Attentes de plaisir et de légèreté

Évidemment, l’actualité très changeante de ces dernières années influe aussi sur la priorisation des attentes. On se souviendra d’enseignes de distribution plébiscitées pour avoir su rendre nos quotidiens meilleurs pendant la crise covid. Cette année, inflation oblige, la variable prix revient en force et l’étude Meaningful Brands observe pour la première fois une percée de l’item « bon employeur », alors que l’attrait du made in France fléchit légèrement.

Le plus surprenant dans ce climat anxiogène reste le retour en force au niveau mondial des attentes de plaisir et de légèreté. Un constat qui n’étonne en rien Lionel Gomez : « La publicité a longtemps fait rayonner l’humour des marques. Peut-être y parle-t-on trop des problèmes de société aujourd’hui, délaissant le plaisir, qui reste pourtant un vrai besoin. N’oublions pas que la RSE est une dette plus qu’un atout, un contrat de base plus qu’un levier de différenciation. L’utilité ne doit pas conduire à désinvestir sur la marque et ses valeurs d’émotion, capital intangible encore mal appréhendé en France. »

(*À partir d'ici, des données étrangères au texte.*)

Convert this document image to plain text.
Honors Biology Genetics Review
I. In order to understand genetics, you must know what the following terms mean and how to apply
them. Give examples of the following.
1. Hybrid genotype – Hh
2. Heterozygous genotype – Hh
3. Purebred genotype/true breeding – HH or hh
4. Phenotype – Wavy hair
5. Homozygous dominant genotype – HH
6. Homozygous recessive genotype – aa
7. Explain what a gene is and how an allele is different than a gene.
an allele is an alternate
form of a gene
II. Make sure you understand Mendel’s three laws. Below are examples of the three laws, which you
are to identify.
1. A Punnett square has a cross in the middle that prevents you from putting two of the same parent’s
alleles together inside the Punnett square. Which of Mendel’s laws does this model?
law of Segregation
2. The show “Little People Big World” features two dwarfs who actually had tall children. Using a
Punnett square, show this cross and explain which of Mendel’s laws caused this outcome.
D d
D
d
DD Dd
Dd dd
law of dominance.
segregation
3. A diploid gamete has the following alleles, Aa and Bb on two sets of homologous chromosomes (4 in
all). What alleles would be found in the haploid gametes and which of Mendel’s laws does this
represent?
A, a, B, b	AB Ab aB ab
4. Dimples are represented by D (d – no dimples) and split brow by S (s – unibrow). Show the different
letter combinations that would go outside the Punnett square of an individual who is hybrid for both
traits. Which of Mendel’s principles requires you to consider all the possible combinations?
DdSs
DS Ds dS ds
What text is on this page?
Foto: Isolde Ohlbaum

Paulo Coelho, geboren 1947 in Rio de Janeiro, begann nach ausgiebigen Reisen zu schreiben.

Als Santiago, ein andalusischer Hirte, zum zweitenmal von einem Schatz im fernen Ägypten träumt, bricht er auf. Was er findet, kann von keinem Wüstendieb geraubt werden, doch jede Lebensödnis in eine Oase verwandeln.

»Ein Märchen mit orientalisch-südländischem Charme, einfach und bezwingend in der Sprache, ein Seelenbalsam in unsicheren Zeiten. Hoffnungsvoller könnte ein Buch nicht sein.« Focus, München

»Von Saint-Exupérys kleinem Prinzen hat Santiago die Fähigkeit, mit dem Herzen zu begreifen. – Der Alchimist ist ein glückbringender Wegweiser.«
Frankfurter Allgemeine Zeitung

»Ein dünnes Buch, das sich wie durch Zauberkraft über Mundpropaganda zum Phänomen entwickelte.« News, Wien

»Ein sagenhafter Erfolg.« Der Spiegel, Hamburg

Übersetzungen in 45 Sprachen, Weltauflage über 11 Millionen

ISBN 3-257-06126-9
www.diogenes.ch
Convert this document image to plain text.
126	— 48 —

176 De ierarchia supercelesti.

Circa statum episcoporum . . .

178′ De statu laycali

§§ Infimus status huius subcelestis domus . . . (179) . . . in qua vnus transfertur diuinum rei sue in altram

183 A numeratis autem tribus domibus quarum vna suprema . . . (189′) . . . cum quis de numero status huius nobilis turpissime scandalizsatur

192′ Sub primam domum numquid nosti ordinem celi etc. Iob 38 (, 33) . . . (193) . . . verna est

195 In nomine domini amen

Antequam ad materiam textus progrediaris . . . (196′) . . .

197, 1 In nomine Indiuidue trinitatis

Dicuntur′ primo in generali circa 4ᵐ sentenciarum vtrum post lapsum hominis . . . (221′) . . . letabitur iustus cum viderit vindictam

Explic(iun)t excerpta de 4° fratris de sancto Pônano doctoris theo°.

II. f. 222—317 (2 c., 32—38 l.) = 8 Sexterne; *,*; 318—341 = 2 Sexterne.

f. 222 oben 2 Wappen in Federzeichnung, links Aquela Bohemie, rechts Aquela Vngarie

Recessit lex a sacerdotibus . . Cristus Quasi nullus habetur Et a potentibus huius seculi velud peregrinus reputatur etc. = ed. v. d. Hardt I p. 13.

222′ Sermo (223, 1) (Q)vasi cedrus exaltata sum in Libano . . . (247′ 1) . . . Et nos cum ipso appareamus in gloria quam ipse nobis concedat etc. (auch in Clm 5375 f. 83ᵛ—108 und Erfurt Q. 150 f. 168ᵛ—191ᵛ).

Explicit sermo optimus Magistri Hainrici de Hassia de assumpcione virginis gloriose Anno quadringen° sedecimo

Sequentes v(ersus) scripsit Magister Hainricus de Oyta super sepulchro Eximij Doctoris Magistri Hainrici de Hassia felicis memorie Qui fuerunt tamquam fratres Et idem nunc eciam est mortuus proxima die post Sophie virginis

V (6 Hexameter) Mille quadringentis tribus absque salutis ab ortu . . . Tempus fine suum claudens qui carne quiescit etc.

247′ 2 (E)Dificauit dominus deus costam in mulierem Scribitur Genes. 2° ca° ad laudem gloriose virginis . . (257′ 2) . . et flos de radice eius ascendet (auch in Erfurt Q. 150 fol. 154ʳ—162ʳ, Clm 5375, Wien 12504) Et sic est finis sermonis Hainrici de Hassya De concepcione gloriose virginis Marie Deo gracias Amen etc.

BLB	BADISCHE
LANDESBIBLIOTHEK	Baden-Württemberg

Aux marques qui auront compris cette nuance et toutes les autres, la promesse d’une création de valeur est bien là, rappelle Sébastien Emeriau, « avec des Meaningful Brands qui surperforment le marché boursier de 222 % ». Des chiffres dans lesquels Géraldine Michel identifie plutôt le prochain grand défi lié à cette recherche d’utilité : « Le social washing est plus grave encore que l’inaction. Pour perdurer, le sujet n’est plus tant de rechercher la création de valeur que la création d’impact sur la société. Il n‘est plus possible aujourd’hui de défendre une cause parce qu’elle enrichit une marque, sans chercher à comprendre et donc à mesurer concrètement son impact sur cette cause. Combien de marques ont cette démarche aujourd’hui ? » La preuve de l’utilité pourrait donc bien être la prochaine bataille des entreprises.

La recette Decathlon

Présente dans le classement Meaningful Brands d’Havas Media depuis sa création, Decathlon est sur la première marche du podium chaque année depuis 2021. Pour l’expliquer, Erwan Soquet, leader communication de Decathlon France, évoque l’ADN de l’entreprise : « Son caractère familial favorise la sincérité des convictions comme la pérennité des actions, soutenues au plus haut niveau et avec les moyens nécessaires, ce qui nous permet de travailler dans la durée. » La remise en question a probablement fait le reste, puisque, pour réagir aux évolutions sociétales et climatiques, un travail de refondation de la raison d’être a embarqué toute l’entreprise. « Celle-ci s’attache aujourd’hui à "faire bouger les gens au travers de ce que le sport a de meilleur à offrir". En parallèle, nous avons créé un autre référentiel que celui du seul rapport valeur-prix, qui prévaut historiquement dans le commerce, en proposant un positionnement axé sur la création de valeur durable. Chaque décision de l’entreprise doit aujourd’hui apporter de la valeur aux clients, aux collaborateurs, mais aussi à la planète. » Autre pilier incontournable, la stratégie RSE, qui se veut très ambitieuse : instauration d’un chiffre d’affaires durable pour documenter le progrès, objectif d’écoconception totale à horizon 2026, test de nouveaux modèles d’affaires alternatifs circulaires, dont la location ou l’abonnement mensuel. Un travail de fond, que le consommateur, qui vote désormais avec son portefeuille, semble apprécier.